Philip Crosby is an American who promoted the phrases “right first time”. The right first time is a quality management concept that defect prevention is more advantageous and cost effective than defect detection and associated rework. The reason such a concept is popularized by Crosby is because he believes management should take prime responsibility for proactive and preventive measure to deliver quality products, and workers only follow their managers’ example.
To help improve customer satisfaction, greater emphasis is given to the aspect of quality in the supply chain. The reason that customers have huge impacts on the development of quality theory is because the quality standard is primarily determined by the customers. Quality revolves around the concept of meeting or exceeding customer expectation applied to the product and service. Achieving high quality is an ever changing, or continuous, process therefore quality management emphasizes the ideas of working constantly toward improved quality.
Under the conception of quality management, two of the often confused ‘quality’ concepts are: quality control versus quality assurance. The differences of these two concepts will be outlined below.
Quality Control (QC) is a system of routine technical activities, to measure and control the quality of the operational process or output as it is being developed. The QC system is designed to: (i) provide routine and consistent checks to ensure data integrity, correctness, and completeness; (ii) identify and address errors and omissions; and (iii) Document and archive inventory material and record all QC activities.
Quality control is useful for an organization because it is a process within an organization designed to ensure a set level of quality for the products or services offered by a company. This control includes the actions necessary to verify and control the quality output of products and services. The overall goal includes meeting the customer’s requirements, product satisfaction, fiscally sound, and dependable output. Most companies provide a service or a product. The control is important to determine that the output being provided is of overall top quality. Quality is important to companies for liability purposes, name recognition or branding, and maintaining a position against the competition in the marketplace.
Quality Assurance (QA) activities include a planned system of review procedures conducted by personnel not directly involved in the operational process. Reviews, preferably by independent third parties, should be performed upon a finalised operational process or output following the implementation of QC procedures. Reviews verify that data quality objectives were met, ensure that the inventory represents the best possible estimates of emissions and sinks given the current state of scientific knowledge and data available, and support the effectiveness of the QC programme.
Modern day companies greatly value quality assurance because it helps them keep a check on the quality of their products and services. A good quality product or service leads to satisfied and loyal customers and that is the main goal of every entrepreneur. A business that compromises on quality in the long run loses out on loyal customers.
There are some distinctive differences between the concept of QC and QA. These are outlined accordingly as follow:
- Quality control is about adherence to requirements. Quality assurance is generic and does not concern the specific requirements of the product being developed.

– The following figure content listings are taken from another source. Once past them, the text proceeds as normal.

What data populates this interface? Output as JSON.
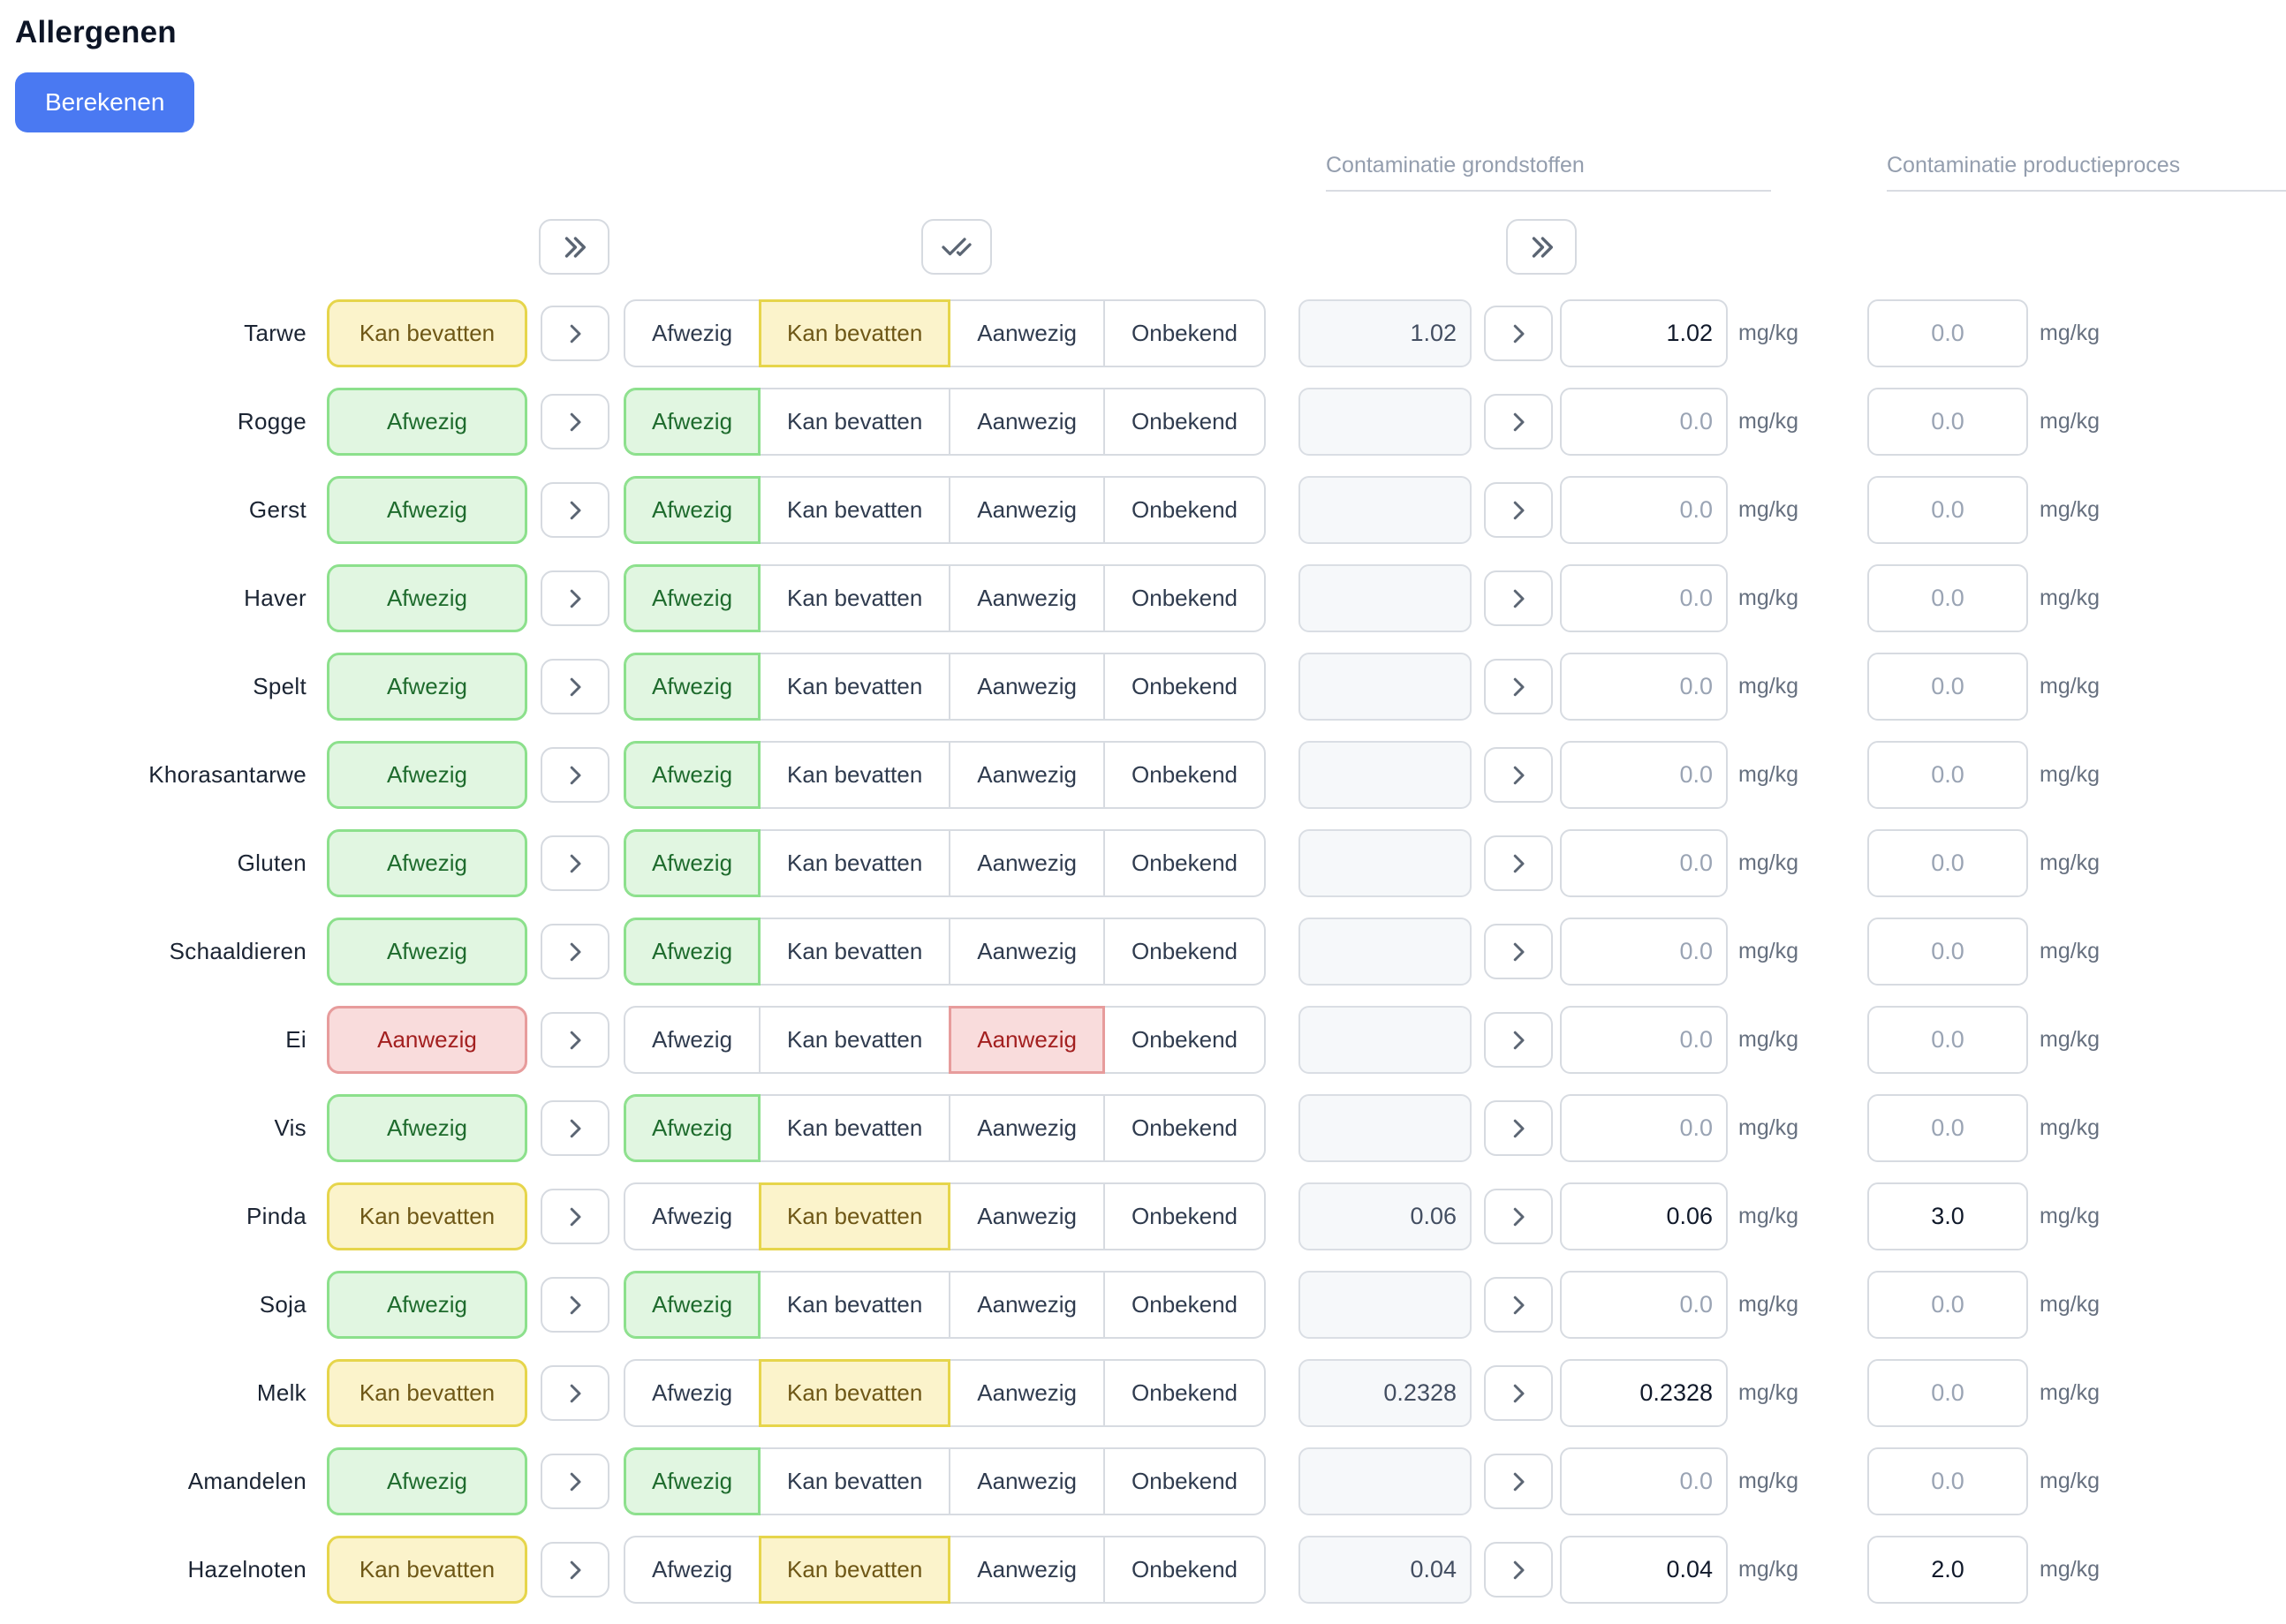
{
  "page": {
    "title": "Allergenen",
    "calculate_label": "Berekenen"
  },
  "columns": {
    "raw_materials_header": "Contaminatie grondstoffen",
    "production_header": "Contaminatie productieproces",
    "unit": "mg/kg"
  },
  "controls": {
    "apply_all_statuses_icon": "chevrons-right-icon",
    "confirm_all_statuses_icon": "check-double-icon",
    "apply_all_raw_values_icon": "chevrons-right-icon",
    "apply_row_icon": "chevron-right-icon"
  },
  "statuses": [
    "Afwezig",
    "Kan bevatten",
    "Aanwezig",
    "Onbekend"
  ],
  "status_colors": {
    "Afwezig": {
      "bg": "#e1f6e1",
      "border": "#8ce08c",
      "text": "#1e6b2d"
    },
    "Kan bevatten": {
      "bg": "#fbf3cb",
      "border": "#e6d54b",
      "text": "#6e5716"
    },
    "Aanwezig": {
      "bg": "#f9dcdc",
      "border": "#e79c9c",
      "text": "#a32020"
    },
    "Onbekend": {
      "bg": "#ffffff",
      "border": "#d6dae0",
      "text": "#2f3b4e"
    }
  },
  "placeholders": {
    "raw_input": "0.0",
    "production_input": "0.0"
  },
  "accent": "#4a79f2",
  "rows": [
    {
      "label": "Tarwe",
      "status": "Kan bevatten",
      "raw_calculated": "1.02",
      "raw_input": "1.02",
      "production_input": ""
    },
    {
      "label": "Rogge",
      "status": "Afwezig",
      "raw_calculated": "",
      "raw_input": "",
      "production_input": ""
    },
    {
      "label": "Gerst",
      "status": "Afwezig",
      "raw_calculated": "",
      "raw_input": "",
      "production_input": ""
    },
    {
      "label": "Haver",
      "status": "Afwezig",
      "raw_calculated": "",
      "raw_input": "",
      "production_input": ""
    },
    {
      "label": "Spelt",
      "status": "Afwezig",
      "raw_calculated": "",
      "raw_input": "",
      "production_input": ""
    },
    {
      "label": "Khorasantarwe",
      "status": "Afwezig",
      "raw_calculated": "",
      "raw_input": "",
      "production_input": ""
    },
    {
      "label": "Gluten",
      "status": "Afwezig",
      "raw_calculated": "",
      "raw_input": "",
      "production_input": ""
    },
    {
      "label": "Schaaldieren",
      "status": "Afwezig",
      "raw_calculated": "",
      "raw_input": "",
      "production_input": ""
    },
    {
      "label": "Ei",
      "status": "Aanwezig",
      "raw_calculated": "",
      "raw_input": "",
      "production_input": ""
    },
    {
      "label": "Vis",
      "status": "Afwezig",
      "raw_calculated": "",
      "raw_input": "",
      "production_input": ""
    },
    {
      "label": "Pinda",
      "status": "Kan bevatten",
      "raw_calculated": "0.06",
      "raw_input": "0.06",
      "production_input": "3.0"
    },
    {
      "label": "Soja",
      "status": "Afwezig",
      "raw_calculated": "",
      "raw_input": "",
      "production_input": ""
    },
    {
      "label": "Melk",
      "status": "Kan bevatten",
      "raw_calculated": "0.2328",
      "raw_input": "0.2328",
      "production_input": ""
    },
    {
      "label": "Amandelen",
      "status": "Afwezig",
      "raw_calculated": "",
      "raw_input": "",
      "production_input": ""
    },
    {
      "label": "Hazelnoten",
      "status": "Kan bevatten",
      "raw_calculated": "0.04",
      "raw_input": "0.04",
      "production_input": "2.0"
    }
  ]
}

- Quality assurance activities are determined before production work begins and these activities are performed while the product is being developed. In contrast, Quality control activities are performed after the product is developed.
- Quality control emphasizes testing of products to uncover products which do not meet specifications (i.e., do not meet the minimum level of quality). Quality assurance attempts to improve and stabilize production, and associated processes, to avoid, or at least to minimize, issues that led to the products which do not meet the metrics in the first place.